(Revue 3e Millénaire. Ancienne série. No 13. Mars-Avril 1984)
Jean Varenne (1926-1997) est bien connu de tous ceux que l’Inde passionne. Professeur de sanskrit et de civilisation de l’Inde à l’Université de Lyon III, Jean Varenne a choisi de mettre en lumière l’une des nombreuses voies qu’offre la pensée spirituelle indienne : le tantrisme, voie dans laquelle la femme joue un rôle capital qui transcende l’acte charnel et tente de mener le couple à l’unité absolue.
Épanouir en soi le féminin et le masculin, éveiller l’énergie formidable de la serpente ou Kundalinî qui sommeille lovée en chacun de nous. Ce travail — personnel — peut se réaliser en suivant différentes voies. Jean Varenne présente ici l’une d’elles, la plus mal connue et la plus scandaleuse pour les esprits occidentaux.
On dit souvent de la pensée indienne qu’elle est « tolérante », sans voir que — si c’est un compliment — il est fort ambigu. Car si l’on recherche la vérité avec passion, comment pourrait-on « tolérer » les erreurs ? Or l’Inde est le pays de la Vérité : le seul au monde, peut-être à l’avoir inscrite dans sa devise nationale.

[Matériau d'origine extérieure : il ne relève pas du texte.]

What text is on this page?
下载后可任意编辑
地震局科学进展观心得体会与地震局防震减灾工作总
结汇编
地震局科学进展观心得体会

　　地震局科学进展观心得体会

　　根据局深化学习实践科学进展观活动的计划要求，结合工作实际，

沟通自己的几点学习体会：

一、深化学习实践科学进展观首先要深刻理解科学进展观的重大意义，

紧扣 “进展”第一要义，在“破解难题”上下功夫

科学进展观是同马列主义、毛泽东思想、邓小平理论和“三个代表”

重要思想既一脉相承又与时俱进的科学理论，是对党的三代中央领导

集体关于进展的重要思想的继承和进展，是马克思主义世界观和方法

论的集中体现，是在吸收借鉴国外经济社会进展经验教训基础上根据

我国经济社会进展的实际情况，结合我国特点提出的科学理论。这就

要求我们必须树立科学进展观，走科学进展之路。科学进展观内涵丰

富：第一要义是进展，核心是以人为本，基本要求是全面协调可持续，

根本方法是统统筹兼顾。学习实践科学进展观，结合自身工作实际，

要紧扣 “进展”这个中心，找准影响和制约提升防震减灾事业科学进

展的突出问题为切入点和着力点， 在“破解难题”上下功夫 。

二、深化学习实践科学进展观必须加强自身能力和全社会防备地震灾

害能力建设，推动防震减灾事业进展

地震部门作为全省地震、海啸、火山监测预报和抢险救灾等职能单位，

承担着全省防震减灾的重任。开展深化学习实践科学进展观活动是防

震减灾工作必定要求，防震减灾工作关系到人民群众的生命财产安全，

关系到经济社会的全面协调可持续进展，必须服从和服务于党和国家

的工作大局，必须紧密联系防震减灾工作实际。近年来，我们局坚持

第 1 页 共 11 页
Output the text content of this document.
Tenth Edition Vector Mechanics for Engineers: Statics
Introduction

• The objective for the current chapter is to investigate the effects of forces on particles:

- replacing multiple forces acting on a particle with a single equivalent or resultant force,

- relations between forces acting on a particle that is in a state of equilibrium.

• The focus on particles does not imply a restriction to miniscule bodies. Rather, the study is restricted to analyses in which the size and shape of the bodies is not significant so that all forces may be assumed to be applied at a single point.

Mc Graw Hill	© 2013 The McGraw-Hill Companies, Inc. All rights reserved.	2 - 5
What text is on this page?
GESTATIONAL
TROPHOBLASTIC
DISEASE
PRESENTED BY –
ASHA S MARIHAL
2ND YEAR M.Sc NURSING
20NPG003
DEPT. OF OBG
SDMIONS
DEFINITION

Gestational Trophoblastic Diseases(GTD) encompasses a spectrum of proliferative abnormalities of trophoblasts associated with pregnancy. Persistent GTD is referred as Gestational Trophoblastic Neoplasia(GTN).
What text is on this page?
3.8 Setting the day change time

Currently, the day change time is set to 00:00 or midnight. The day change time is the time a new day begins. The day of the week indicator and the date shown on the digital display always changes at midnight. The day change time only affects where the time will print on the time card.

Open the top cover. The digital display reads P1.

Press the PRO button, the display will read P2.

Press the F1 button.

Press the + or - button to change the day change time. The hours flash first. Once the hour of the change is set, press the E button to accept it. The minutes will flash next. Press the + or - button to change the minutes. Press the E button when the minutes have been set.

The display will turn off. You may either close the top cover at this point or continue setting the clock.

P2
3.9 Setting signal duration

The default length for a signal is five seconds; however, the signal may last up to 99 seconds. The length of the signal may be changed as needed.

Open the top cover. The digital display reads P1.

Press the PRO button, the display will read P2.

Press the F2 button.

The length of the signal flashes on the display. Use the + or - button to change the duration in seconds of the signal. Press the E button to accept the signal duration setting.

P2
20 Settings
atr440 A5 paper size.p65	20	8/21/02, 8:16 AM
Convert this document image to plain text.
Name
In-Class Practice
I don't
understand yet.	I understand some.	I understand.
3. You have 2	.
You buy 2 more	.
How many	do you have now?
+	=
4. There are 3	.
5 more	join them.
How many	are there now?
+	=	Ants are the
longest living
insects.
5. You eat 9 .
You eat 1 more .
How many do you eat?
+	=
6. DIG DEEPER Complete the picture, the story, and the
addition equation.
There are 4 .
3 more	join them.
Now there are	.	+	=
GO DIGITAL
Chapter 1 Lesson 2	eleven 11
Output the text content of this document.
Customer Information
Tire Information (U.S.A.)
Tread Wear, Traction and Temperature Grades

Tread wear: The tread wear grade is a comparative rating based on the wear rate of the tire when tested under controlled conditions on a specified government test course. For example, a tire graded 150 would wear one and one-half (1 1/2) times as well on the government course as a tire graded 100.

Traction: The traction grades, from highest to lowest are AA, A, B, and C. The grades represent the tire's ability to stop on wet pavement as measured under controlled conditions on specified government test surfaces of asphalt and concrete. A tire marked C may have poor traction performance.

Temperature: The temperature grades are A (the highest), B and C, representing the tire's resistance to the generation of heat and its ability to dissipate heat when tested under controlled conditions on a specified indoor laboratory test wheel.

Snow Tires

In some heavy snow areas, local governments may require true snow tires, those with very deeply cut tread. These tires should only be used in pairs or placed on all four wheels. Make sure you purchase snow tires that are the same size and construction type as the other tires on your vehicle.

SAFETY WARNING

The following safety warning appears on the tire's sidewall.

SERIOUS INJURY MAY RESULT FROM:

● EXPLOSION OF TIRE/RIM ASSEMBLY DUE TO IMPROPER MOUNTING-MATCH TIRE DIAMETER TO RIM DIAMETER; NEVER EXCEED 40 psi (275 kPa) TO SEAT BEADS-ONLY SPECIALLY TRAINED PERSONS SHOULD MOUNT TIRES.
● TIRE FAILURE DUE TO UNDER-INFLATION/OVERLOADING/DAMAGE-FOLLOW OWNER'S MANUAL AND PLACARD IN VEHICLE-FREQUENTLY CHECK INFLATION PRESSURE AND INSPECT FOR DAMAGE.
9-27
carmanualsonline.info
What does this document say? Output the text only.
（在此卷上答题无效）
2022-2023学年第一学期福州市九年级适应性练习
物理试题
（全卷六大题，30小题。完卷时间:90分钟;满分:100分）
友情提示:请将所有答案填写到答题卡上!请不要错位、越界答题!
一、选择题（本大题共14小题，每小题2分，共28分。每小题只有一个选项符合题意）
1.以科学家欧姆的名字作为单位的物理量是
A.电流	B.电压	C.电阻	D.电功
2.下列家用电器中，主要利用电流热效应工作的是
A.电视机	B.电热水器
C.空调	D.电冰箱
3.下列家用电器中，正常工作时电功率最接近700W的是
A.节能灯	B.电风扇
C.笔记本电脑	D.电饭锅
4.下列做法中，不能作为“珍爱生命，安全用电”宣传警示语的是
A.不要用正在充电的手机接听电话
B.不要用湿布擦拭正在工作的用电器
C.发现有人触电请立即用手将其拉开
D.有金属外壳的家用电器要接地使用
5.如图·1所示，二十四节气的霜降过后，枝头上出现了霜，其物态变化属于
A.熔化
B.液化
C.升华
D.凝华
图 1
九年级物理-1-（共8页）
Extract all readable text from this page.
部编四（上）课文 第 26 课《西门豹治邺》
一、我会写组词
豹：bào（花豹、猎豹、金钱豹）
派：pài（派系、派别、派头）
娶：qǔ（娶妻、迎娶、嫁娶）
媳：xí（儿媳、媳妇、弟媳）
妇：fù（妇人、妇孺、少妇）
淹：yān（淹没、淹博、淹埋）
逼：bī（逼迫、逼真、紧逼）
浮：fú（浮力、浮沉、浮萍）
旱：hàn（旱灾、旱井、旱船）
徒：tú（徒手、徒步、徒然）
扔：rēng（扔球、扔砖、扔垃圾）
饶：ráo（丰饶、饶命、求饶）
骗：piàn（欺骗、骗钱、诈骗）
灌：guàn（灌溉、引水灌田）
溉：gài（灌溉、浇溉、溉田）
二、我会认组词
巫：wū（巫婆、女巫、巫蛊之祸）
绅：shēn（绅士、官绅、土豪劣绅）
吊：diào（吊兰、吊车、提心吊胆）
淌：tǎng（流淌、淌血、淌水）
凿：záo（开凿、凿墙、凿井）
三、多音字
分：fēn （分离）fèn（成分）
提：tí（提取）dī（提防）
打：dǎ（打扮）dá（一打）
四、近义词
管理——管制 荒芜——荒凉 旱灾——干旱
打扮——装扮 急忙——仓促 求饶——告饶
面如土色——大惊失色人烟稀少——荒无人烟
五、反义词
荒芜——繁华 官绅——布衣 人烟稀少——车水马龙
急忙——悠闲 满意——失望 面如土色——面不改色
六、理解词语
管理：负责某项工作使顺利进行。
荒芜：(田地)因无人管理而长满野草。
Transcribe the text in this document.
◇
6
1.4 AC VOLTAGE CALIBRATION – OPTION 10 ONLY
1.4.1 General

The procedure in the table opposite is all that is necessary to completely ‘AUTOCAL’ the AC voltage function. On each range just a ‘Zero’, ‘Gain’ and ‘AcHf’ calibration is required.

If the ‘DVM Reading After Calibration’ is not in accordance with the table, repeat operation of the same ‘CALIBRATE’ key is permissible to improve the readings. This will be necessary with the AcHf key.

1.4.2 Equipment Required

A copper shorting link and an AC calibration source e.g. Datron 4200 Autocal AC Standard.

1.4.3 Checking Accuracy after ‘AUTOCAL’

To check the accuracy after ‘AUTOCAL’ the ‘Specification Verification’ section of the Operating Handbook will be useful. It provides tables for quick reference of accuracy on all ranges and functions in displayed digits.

Satyam éva jayaté. « La Vérité l’emporte toujours », lit-on sur les armes de la République indienne que dominent les lions rugissants de l’empereur bouddhique Ashoka.
En fait, cette réputation de tolérance qu’a la pensée indienne est née de la reconnaissance des courants multiples qui la traversent et qui, en se croisant, forment en quelque sorte le tissu sur lequel sages et philosophes peuvent broder à l’infini. Là où l’Occident exige « une seule voie, un seul salut » et bâtit sa logique sur le « tiers exclu », l’Inde pose en principe que les itinéraires sont nécessairement multiples et ont chacun leur valeur propre, pourvu qu’ils permettent d’atteindre le but.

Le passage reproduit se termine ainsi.